Even if loved ones time on earth is done, I have the hope in front of me that we will be together again someday for eternity.

So, if you’ve recently lost someone, or you have a fear of losing someone, take rest in this – God has made a way for us to not have to be afraid of death and loved ones dying. He has given us a hope for tomorrow, that we all will one day be reunited together with Him forever. Hallelujah to that.


8 thoughts on “The “good” in a “goodbye”

  1. I lost my father when I was 23, that was 36 years ago. I think about him every day, I miss him every day, that doesn’t change. But fear can be changed. Because fear can debilitate. Leave your fear in your music and embrace what you have now without clinging, without anxiety, and your heart will sing.

    Liked by 1 person

  2. It’s really hopeful that you’ve gotten this out in written form. Reflections like this help us to see how our psychological responses do and do not serve us. Meditation (or “reflection”) can help us to complete the process of separation – just replaying the experiences over and over in our heads and asking “Why am I afraid here? Look, everything worked out just fine?”

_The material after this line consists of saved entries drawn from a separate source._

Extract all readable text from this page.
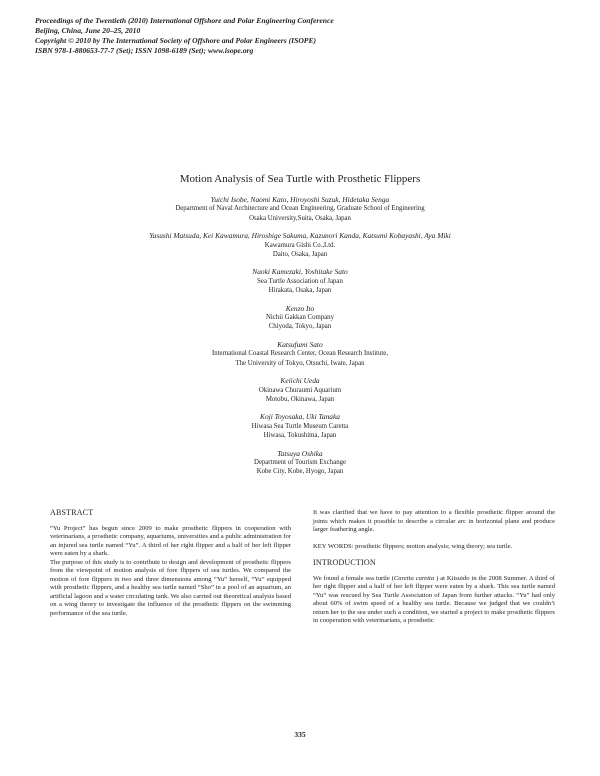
Proceedings of the Twentieth (2010) International Offshore and Polar Engineering Conference
Beijing, China, June 20–25, 2010
Copyright © 2010 by The International Society of Offshore and Polar Engineers (ISOPE)
ISBN 978-1-880653-77-7 (Set); ISSN 1098-6189 (Set); www.isope.org
Motion Analysis of Sea Turtle with Prosthetic Flippers
Yuichi Isobe, Naomi Kato, Hiroyoshi Suzuk, Hidetaka Senga
Department of Naval Architecture and Ocean Engineering, Graduate School of Engineering
Osaka University,Suita, Osaka, Japan
Yasushi Matsuda, Kei Kawamura, Hiroshige Sakuma, Kazunori Kanda, Katsumi Kobayashi, Aya Miki
Kawamura Gishi Co.,Ltd.
Daito, Osaka, Japan
Naoki Kamezaki, Yoshitake Sato
Sea Turtle Association of Japan
Hirakata, Osaka, Japan
Kenzo Ito
Nichii Gakkan Company
Chiyoda, Tokyo, Japan
Katsufumi Sato
International Coastal Research Center, Ocean Research Institute,
The University of Tokyo, Otsuchi, Iwate, Japan
Keiichi Ueda
Okinawa Churaumi Aquarium
Motobu, Okinawa, Japan
Koji Toyosaka, Uki Tanaka
Hiwasa Sea Turtle Museum Caretta
Hiwasa, Tokushima, Japan
Tatsuya Oshika
Department of Tourism Exchange
Kobe City, Kobe, Hyogo, Japan
ABSTRACT

“Yu Project” has begun since 2009 to make prosthetic flippers in cooperation with veterinarians, a prosthetic company, aquariums, universities and a public administration for an injured sea turtle named “Yu”. A third of her right flipper and a half of her left flipper were eaten by a shark.

The purpose of this study is to contribute to design and development of prosthetic flippers from the viewpoint of motion analysis of fore flippers of sea turtles. We compared the motion of fore flippers in two and three dimensions among “Yu” herself, “Yu” equipped with prosthetic flippers, and a healthy sea turtle named “Sho” in a pool of an aquarium, an artificial lagoon and a water circulating tank. We also carried out theoretical analysis based on a wing theory to investigate the influence of the prosthetic flippers on the swimming performance of the sea turtle.

It was clarified that we have to pay attention to a flexible prosthetic flipper around the joints which makes it possible to describe a circular arc in horizontal plane and produce larger feathering angle.

KEY WORDS: prosthetic flippers; motion analysis; wing theory; sea turtle.

INTRODUCTION

We found a female sea turtle (Caretta caretta ) at Kiisuido in the 2008 Summer. A third of her right flipper and a half of her left flipper were eaten by a shark. This sea turtle named “Yu” was rescued by Sea Turtle Association of Japan from further attacks. “Yu” had only about 60% of swim speed of a healthy sea turtle. Because we judged that we couldn’t return her to the sea under such a condition, we started a project to make prosthetic flippers in cooperation with veterinarians, a prosthetic

335
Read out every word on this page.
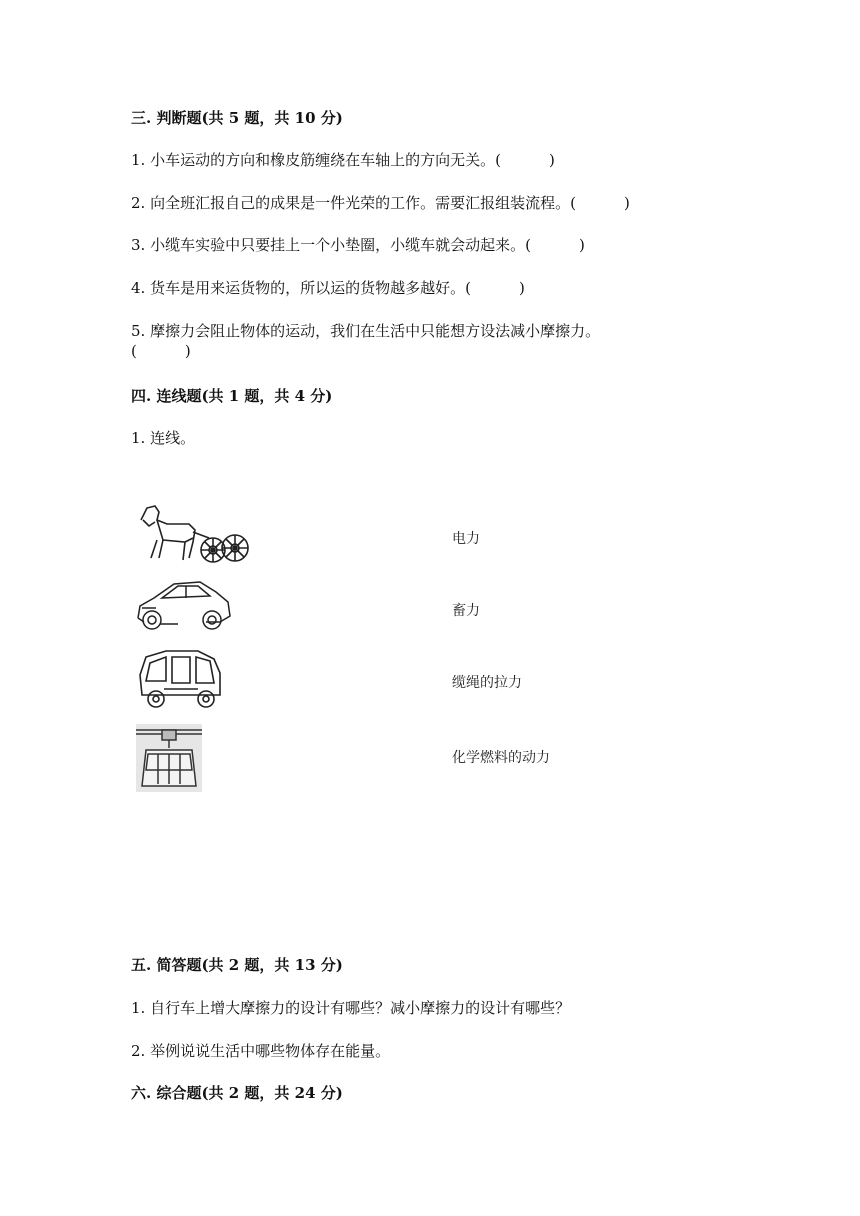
三. 判断题(共 5 题，共 10 分)
1. 小车运动的方向和橡皮筋缠绕在车轴上的方向无关。(	)
2. 向全班汇报自己的成果是一件光荣的工作。需要汇报组装流程。(	)
3. 小缆车实验中只要挂上一个小垫圈，小缆车就会动起来。(	)
4. 货车是用来运货物的，所以运的货物越多越好。(	)
5. 摩擦力会阻止物体的运动，我们在生活中只能想方设法减小摩擦力。
(	)
四. 连线题(共 1 题，共 4 分)
1. 连线。
电力
畜力
缆绳的拉力
化学燃料的动力
五. 简答题(共 2 题，共 13 分)
1. 自行车上增大摩擦力的设计有哪些？减小摩擦力的设计有哪些？
2. 举例说说生活中哪些物体存在能量。
六. 综合题(共 2 题，共 24 分)
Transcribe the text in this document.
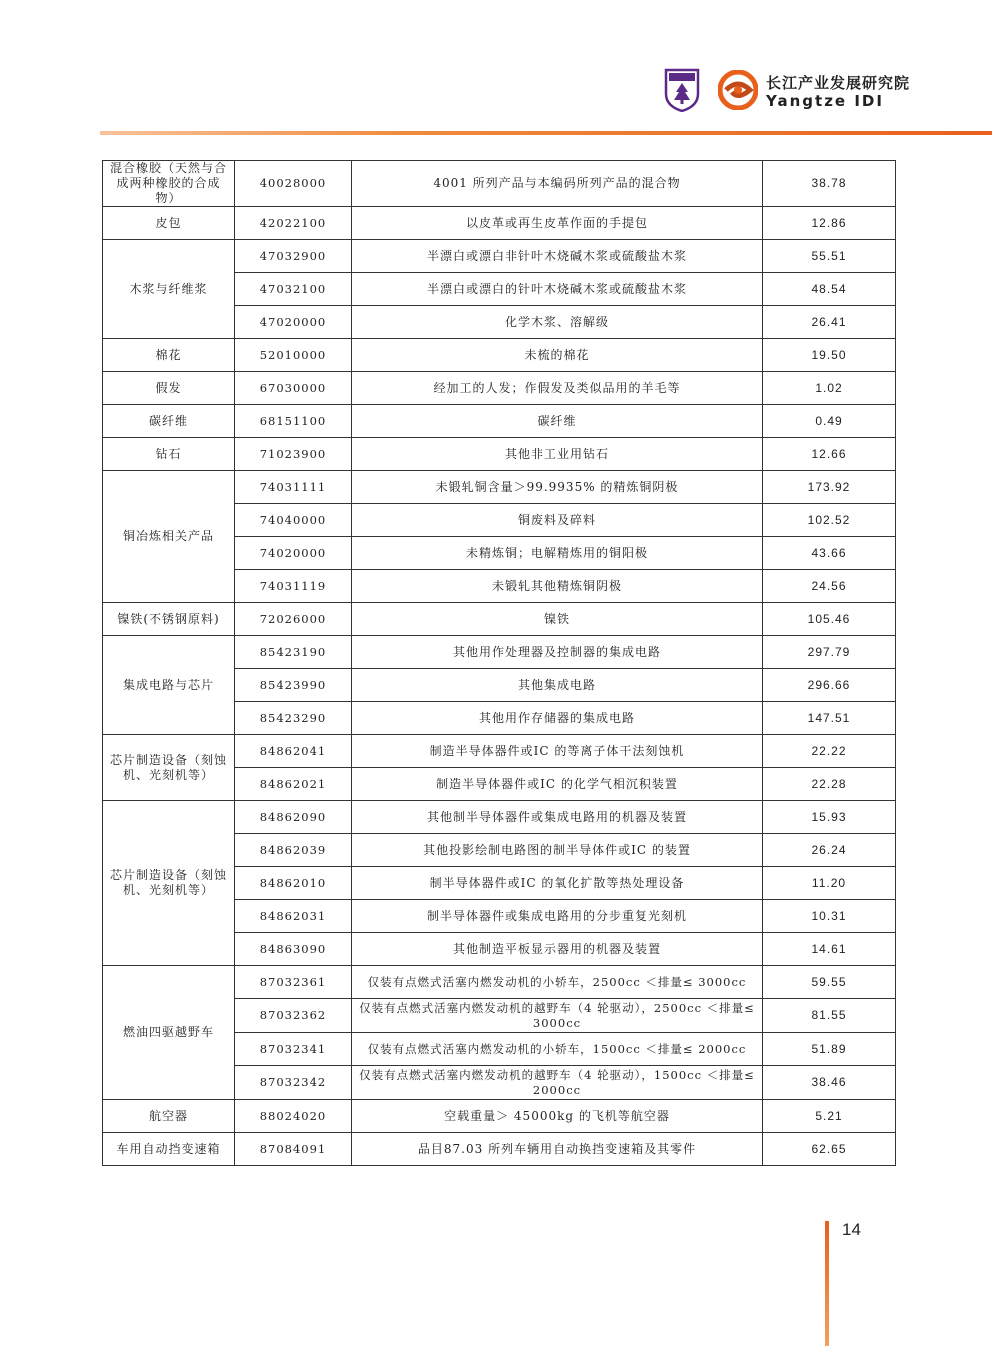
长江产业发展研究院
Yangtze IDI
混合橡胶（天然与合成两种橡胶的合成物）	40028000	4001 所列产品与本编码所列产品的混合物	38.78
皮包	42022100	以皮革或再生皮革作面的手提包	12.86
木浆与纤维浆	47032900	半漂白或漂白非针叶木烧碱木浆或硫酸盐木浆	55.51
	47032100	半漂白或漂白的针叶木烧碱木浆或硫酸盐木浆	48.54
	47020000	化学木浆、溶解级	26.41
棉花	52010000	未梳的棉花	19.50
假发	67030000	经加工的人发；作假发及类似品用的羊毛等	1.02
碳纤维	68151100	碳纤维	0.49
钻石	71023900	其他非工业用钻石	12.66
铜冶炼相关产品	74031111	未锻轧铜含量＞99.9935% 的精炼铜阴极	173.92
	74040000	铜废料及碎料	102.52
	74020000	未精炼铜；电解精炼用的铜阳极	43.66
	74031119	未锻轧其他精炼铜阴极	24.56
镍铁(不锈钢原料)	72026000	镍铁	105.46
集成电路与芯片	85423190	其他用作处理器及控制器的集成电路	297.79
	85423990	其他集成电路	296.66
	85423290	其他用作存储器的集成电路	147.51
芯片制造设备（刻蚀机、光刻机等）	84862041	制造半导体器件或IC 的等离子体干法刻蚀机	22.22
	84862021	制造半导体器件或IC 的化学气相沉积装置	22.28
芯片制造设备（刻蚀机、光刻机等）	84862090	其他制半导体器件或集成电路用的机器及装置	15.93
	84862039	其他投影绘制电路图的制半导体件或IC 的装置	26.24
	84862010	制半导体器件或IC 的氧化扩散等热处理设备	11.20
	84862031	制半导体器件或集成电路用的分步重复光刻机	10.31
	84863090	其他制造平板显示器用的机器及装置	14.61
燃油四驱越野车	87032361	仅装有点燃式活塞内燃发动机的小轿车，2500cc ＜排量≤ 3000cc	59.55
	87032362	仅装有点燃式活塞内燃发动机的越野车（4 轮驱动），2500cc ＜排量≤ 3000cc	81.55
	87032341	仅装有点燃式活塞内燃发动机的小轿车，1500cc ＜排量≤ 2000cc	51.89
	87032342	仅装有点燃式活塞内燃发动机的越野车（4 轮驱动），1500cc ＜排量≤ 2000cc	38.46
航空器	88024020	空载重量＞ 45000kg 的飞机等航空器	5.21
车用自动挡变速箱	87084091	品目87.03 所列车辆用自动换挡变速箱及其零件	62.65
14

    I think that your father’s soul was looking in on you as he was dying, and it is really beautiful that he brought himself to consciousness in that moment to offer you words of encouragement. I hope that you feel him still. When we are joined to somebody in love, we never lose them completely.

    Liked by 1 person

  3. Jacob, this was an absolutely incredible post. So well-written and genuine, I thank you for being vulnerable to something so (often) vicious as the internet. You’re a great human being, and I love to think that I still have so much to learn from you. Hope your summer has been just dandy, my friend!